Friday, June 26, 2020

Discourse and Ethics in Religious Traditions

It has been become an established tradition in our research project Islam, African Publics and Religious Values to read a number of books and articles in a weekly reading group. This semester (first half of 2020), we read the following: 

  • An-Naʿim, Abdullahi Ahmed. Islam and the Secular State: Negotiating the Future of Shariʿa. Cambridge: Harvard University Press, 2008.
  • Mittermaier, Amira. Giving to God: Islamic Charity in Revolutionary Times. Oakland, California: Univ of California Press, 2019.
  • Ware III, Rudolph T. The Walking Qur’an: Islamic Education, Embodied Knowledge, and History in West Africa. Chapel Hill: University of North Carolina Press, 2014.
  • Schielke, Samuli. “Hegemonic Encounters: Criticism of Saints-Day Festivals and the Formation of Modern Islam in Late 19th and Early 20th-Century Egypt.” Die Welt des Islams 47, no. 3 (2007): 319–55.
And we also dedicated some weeks to presentations from our group: 

Yasmin Ismail (PhD candidate) - Re-conceptualizing Madrasa education; notes from Cape Town
Dr Nadeem Mahomed  - The Elusive Ummah: Between the Political, Orthodoxy and Heresy
Dr Amy Stambach - Pragmatic faith and bulldozer ethics in the study of religious populism
Dr Anrea Cassatella - Beyond the Secular: Islam, Religion, and Democracy 


As is clear, this has been a very busy semester. Considering that the meetings were held during COVID, it was particularly remarkable.
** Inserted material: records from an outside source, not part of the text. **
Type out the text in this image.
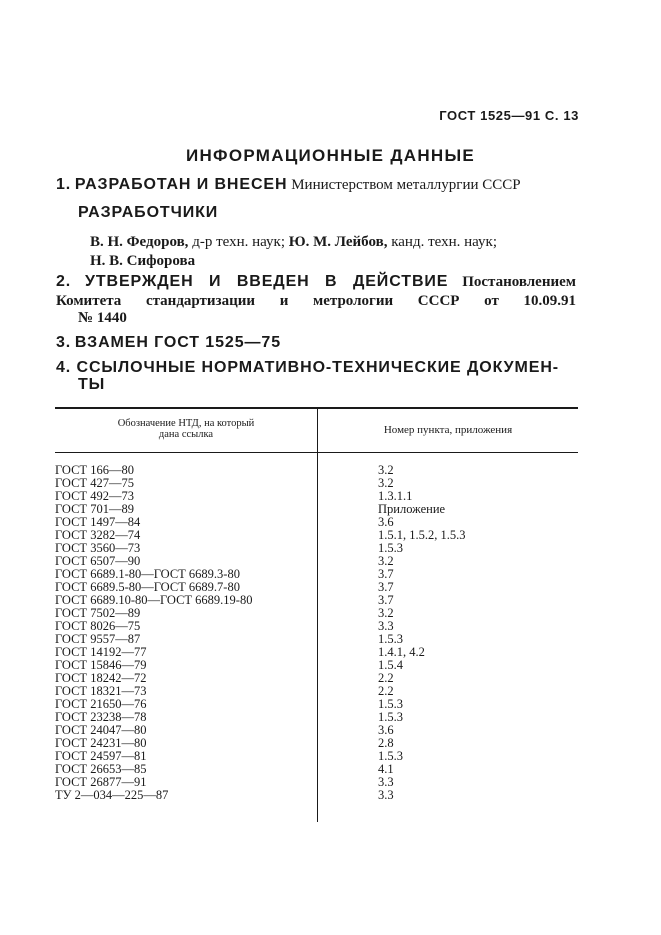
ГОСТ 1525—91 С. 13
ИНФОРМАЦИОННЫЕ ДАННЫЕ
1. РАЗРАБОТАН И ВНЕСЕН Министерством металлургии СССР
РАЗРАБОТЧИКИ
В. Н. Федоров, д-р техн. наук; Ю. М. Лейбов, канд. техн. наук;
Н. В. Сифорова
2. УТВЕРЖДЕН И ВВЕДЕН В ДЕЙСТВИЕ Постановлением Комитета стандартизации и метрологии СССР от 10.09.91
№ 1440
3. ВЗАМЕН ГОСТ 1525—75
4. ССЫЛОЧНЫЕ НОРМАТИВНО-ТЕХНИЧЕСКИЕ ДОКУМЕН-
ТЫ
Обозначение НТД, на который
дана ссылка	Номер пункта, приложения
ГОСТ 166—80	3.2
ГОСТ 427—75	3.2
ГОСТ 492—73	1.3.1.1
ГОСТ 701—89	Приложение
ГОСТ 1497—84	3.6
ГОСТ 3282—74	1.5.1, 1.5.2, 1.5.3
ГОСТ 3560—73	1.5.3
ГОСТ 6507—90	3.2
ГОСТ 6689.1-80—ГОСТ 6689.3-80	3.7
ГОСТ 6689.5-80—ГОСТ 6689.7-80	3.7
ГОСТ 6689.10-80—ГОСТ 6689.19-80	3.7
ГОСТ 7502—89	3.2
ГОСТ 8026—75	3.3
ГОСТ 9557—87	1.5.3
ГОСТ 14192—77	1.4.1, 4.2
ГОСТ 15846—79	1.5.4
ГОСТ 18242—72	2.2
ГОСТ 18321—73	2.2
ГОСТ 21650—76	1.5.3
ГОСТ 23238—78	1.5.3
ГОСТ 24047—80	3.6
ГОСТ 24231—80	2.8
ГОСТ 24597—81	1.5.3
ГОСТ 26653—85	4.1
ГОСТ 26877—91	3.3
ТУ 2—034—225—87	3.3
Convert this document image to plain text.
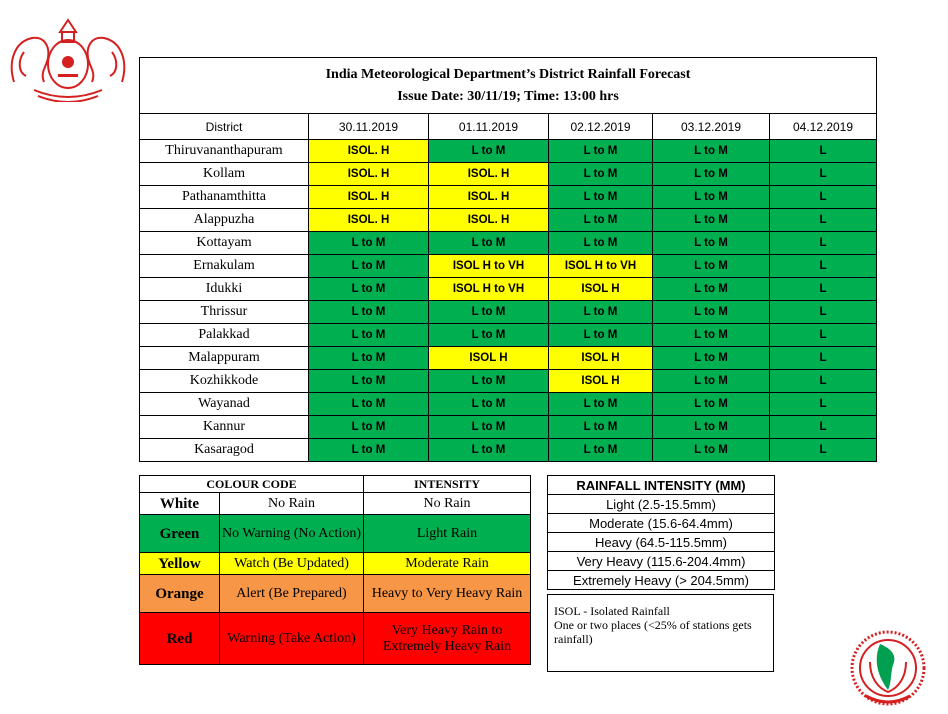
India Meteorological Department’s District Rainfall Forecast
Issue Date: 30/11/19; Time: 13:00 hrs					

District	30.11.2019	01.11.2019	02.12.2019	03.12.2019	04.12.2019
Thiruvananthapuram	ISOL. H	L to M	L to M	L to M	L
Kollam	ISOL. H	ISOL. H	L to M	L to M	L
Pathanamthitta	ISOL. H	ISOL. H	L to M	L to M	L
Alappuzha	ISOL. H	ISOL. H	L to M	L to M	L
Kottayam	L to M	L to M	L to M	L to M	L
Ernakulam	L to M	ISOL H to VH	ISOL H to VH	L to M	L
Idukki	L to M	ISOL H to VH	ISOL H	L to M	L
Thrissur	L to M	L to M	L to M	L to M	L
Palakkad	L to M	L to M	L to M	L to M	L
Malappuram	L to M	ISOL H	ISOL H	L to M	L
Kozhikkode	L to M	L to M	ISOL H	L to M	L
Wayanad	L to M	L to M	L to M	L to M	L
Kannur	L to M	L to M	L to M	L to M	L
Kasaragod	L to M	L to M	L to M	L to M	L
COLOUR CODE		INTENSITY
White	No Rain	No Rain
Green	No Warning (No Action)	Light Rain
Yellow	Watch (Be Updated)	Moderate Rain
Orange	Alert (Be Prepared)	Heavy to Very Heavy Rain
Red	Warning (Take Action)	Very Heavy Rain to Extremely Heavy Rain
RAINFALL INTENSITY (MM)
Light (2.5-15.5mm)
Moderate (15.6-64.4mm)
Heavy (64.5-115.5mm)
Very Heavy (115.6-204.4mm)
Extremely Heavy (> 204.5mm)
ISOL - Isolated Rainfall
One or two places (<25% of stations gets rainfall)
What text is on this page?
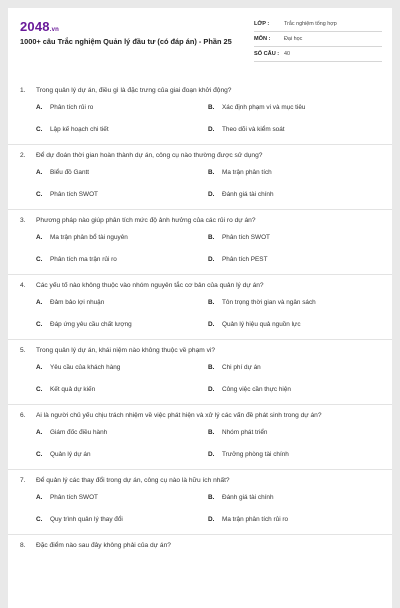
2048.vn
1000+ câu Trắc nghiệm Quản lý đầu tư (có đáp án) - Phần 25
LỚP :	Trắc nghiệm tổng hợp
MÔN :	Đại học
SỐ CÂU : 40
1.	Trong quản lý dự án, điều gì là đặc trưng của giai đoạn khởi động?
A.	Phân tích rủi ro	B.	Xác định phạm vi và mục tiêu
C.	Lập kế hoạch chi tiết	D.	Theo dõi và kiểm soát
2.	Để dự đoán thời gian hoàn thành dự án, công cụ nào thường được sử dụng?
A.	Biểu đồ Gantt	B.	Ma trận phân tích
C.	Phân tích SWOT	D.	Đánh giá tài chính
3.	Phương pháp nào giúp phân tích mức độ ảnh hưởng của các rủi ro dự án?
A.	Ma trận phân bổ tài nguyên	B.	Phân tích SWOT
C.	Phân tích ma trận rủi ro	D.	Phân tích PEST
4.	Các yếu tố nào không thuộc vào nhóm nguyên tắc cơ bản của quản lý dự án?
A.	Đảm bảo lợi nhuận	B.	Tôn trọng thời gian và ngân sách
C.	Đáp ứng yêu cầu chất lượng	D.	Quản lý hiệu quả nguồn lực
5.	Trong quản lý dự án, khái niệm nào không thuộc về phạm vi?
A.	Yêu cầu của khách hàng	B.	Chi phí dự án
C.	Kết quả dự kiến	D.	Công việc cần thực hiện
6.	Ai là người chủ yếu chịu trách nhiệm về việc phát hiện và xử lý các vấn đề phát sinh trong dự án?
A.	Giám đốc điều hành	B.	Nhóm phát triển
C.	Quản lý dự án	D.	Trưởng phòng tài chính
7.	Để quản lý các thay đổi trong dự án, công cụ nào là hữu ích nhất?
A.	Phân tích SWOT	B.	Đánh giá tài chính
C.	Quy trình quản lý thay đổi	D.	Ma trận phân tích rủi ro
8.	Đặc điểm nào sau đây không phải của dự án?
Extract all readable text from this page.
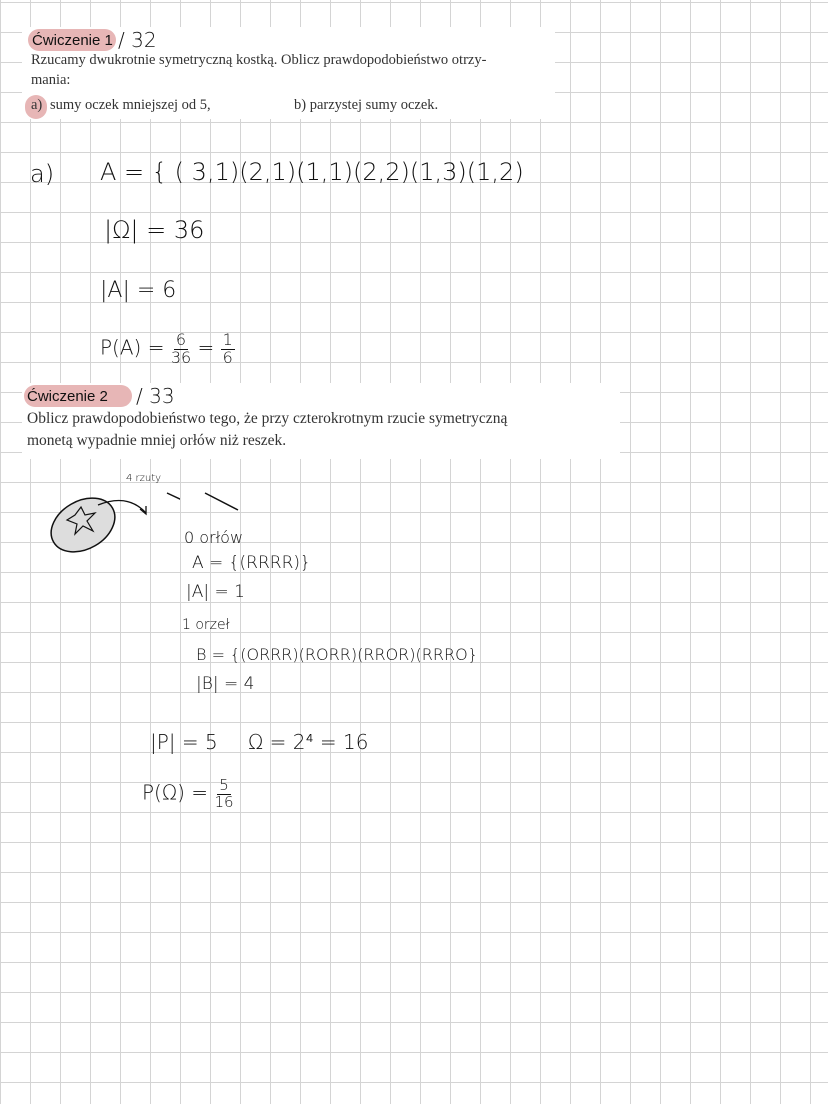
Ćwiczenie 1 / 32
Rzucamy dwukrotnie symetryczną kostką. Oblicz prawdopodobieństwo otrzy-
mania:
a) sumy oczek mniejszej od 5,	b) parzystej sumy oczek.
a) A = { ( 3,1)(2,1)(1,1)(2,2)(1,3)(1,2)
|Ω| = 36
|A| = 6
$P(A) = \frac{6}{36} = \frac{1}{6}$
Ćwiczenie 2 / 33
Oblicz prawdopodobieństwo tego, że przy czterokrotnym rzucie symetryczną
monetą wypadnie mniej orłów niż reszek.
4 rzuty
0 orłów
A = {(RRRR)}
|A| = 1
1 orzeł
B = {(ORRR)(RORR)(RROR)(RRRO}
|B| = 4
|P| = 5 Ω = 2⁴ = 16
$P(\Omega) = \frac{5}{16}$
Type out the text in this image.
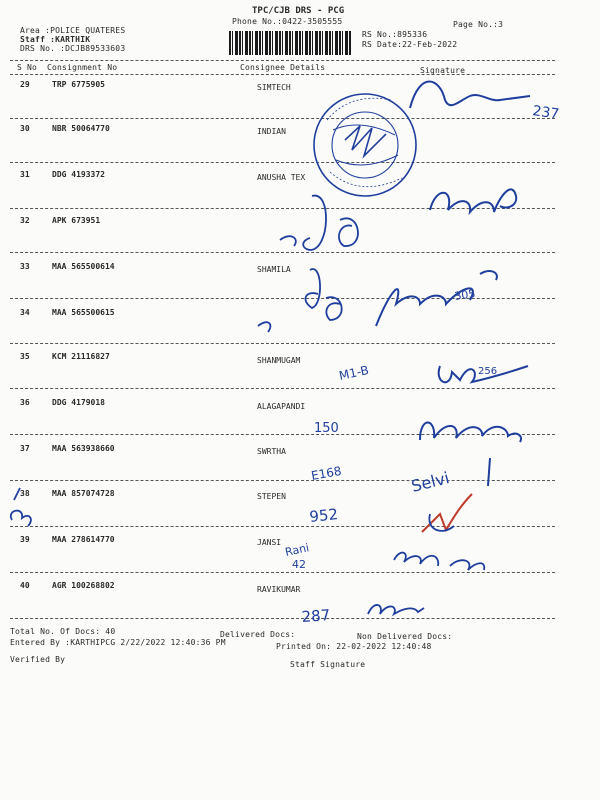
TPC/CJB DRS - PCG
Phone No.:0422-3505555	Page No.:3
Area :POLICE QUATERES
Staff :KARTHIK
DRS No. :DCJB89533603
RS No.:895336
RS Date:22-Feb-2022
S No Consignment No	Consignee Details	Signature
29	TRP 6775905	SIMTECH
30	NBR 50064770	INDIAN
31	DDG 4193372	ANUSHA TEX
32	APK 673951
33	MAA 565500614	SHAMILA
34	MAA 565500615
35	KCM 21116827	SHANMUGAM
36	DDG 4179018	ALAGAPANDI
37	MAA 563938660	SWRTHA
38	MAA 857074728	STEPEN
39	MAA 278614770	JANSI
40	AGR 100268802	RAVIKUMAR
Total No. Of Docs: 40	Delivered Docs:	Non Delivered Docs:
Entered By :KARTHIPCG 2/22/2022 12:40:36 PM	Printed On: 22-02-2022 12:40:48
Verified By
Staff Signature
237
305
M1-B	256
150
E168	Selvi
952
Rani
42
287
We concluded our meeting with a review of these papers. And this is my general sense of the general questions that were raised during the semester:

    1. What are the political projects in which religious discourses are located or articulated? I am aware that I am forcing a distinction between religion and politics here. Nevertheless,  we reflected on the Mittermaier's study of giving in the context of the modern Egyptian state, Stambach on Tanzania from ujamaa socialism to neo-liberalism, Rudolph Ware on the politics of slave raiding in 18th Century Africa, An-Na’im on a secular state for Muslims, and Derrida on the modern secular state in Cassatella. So, it seems important to identify the nature of the state and more importantly of politics. Sometimes the state may remain implicit by choice. But as we learn from Derrida, we are all located in a particular political space.
    2. Then, when we were able to escape or suspend the impact of politics, we identified religious discourse in these states. This might or might not be a quest to escape from politics. In our readings, some of the studies focussed more on the state than others. But there was a religious discourse noticeable. I mean by this a language and practice associated with religion. Thus, Mittermaier’s Giving for God, Kweka’s development projects for the Church in Tanzania, Amin on Islamic education, Ware on the embodiment of the Quran, Nadeem’s on the quest for authenticity. Some have been more clear than others in identifying these as religious discourse, but I think we can ask more detailed questions on how these discourse work, what they expect from participants (practices). And how then are they related to (1). 
    3. Thirdly, we interrogated values in these religious discourses. So for Mittermaier, it was giving and sharing, Kweka in Stambach on critical engagement with state policy, and development for the Church, Yasmin on the imposition of a model of education or resistance, Ware on embodiment, but also resistance to modernization or accommodation with it, An-Naim and Nadeem on freedom and authenticity, and Derrida also freedom. Freedom and resistance seem central in some religious discourses, but we tried to look beyond this modernist shadow.

    All in all, an extremely productive and thoughtful semester. Thanks to all the participants. 

    I will be sharing more on this group, but particularly how I think we can use a discursive approach to a complex language game with a long history.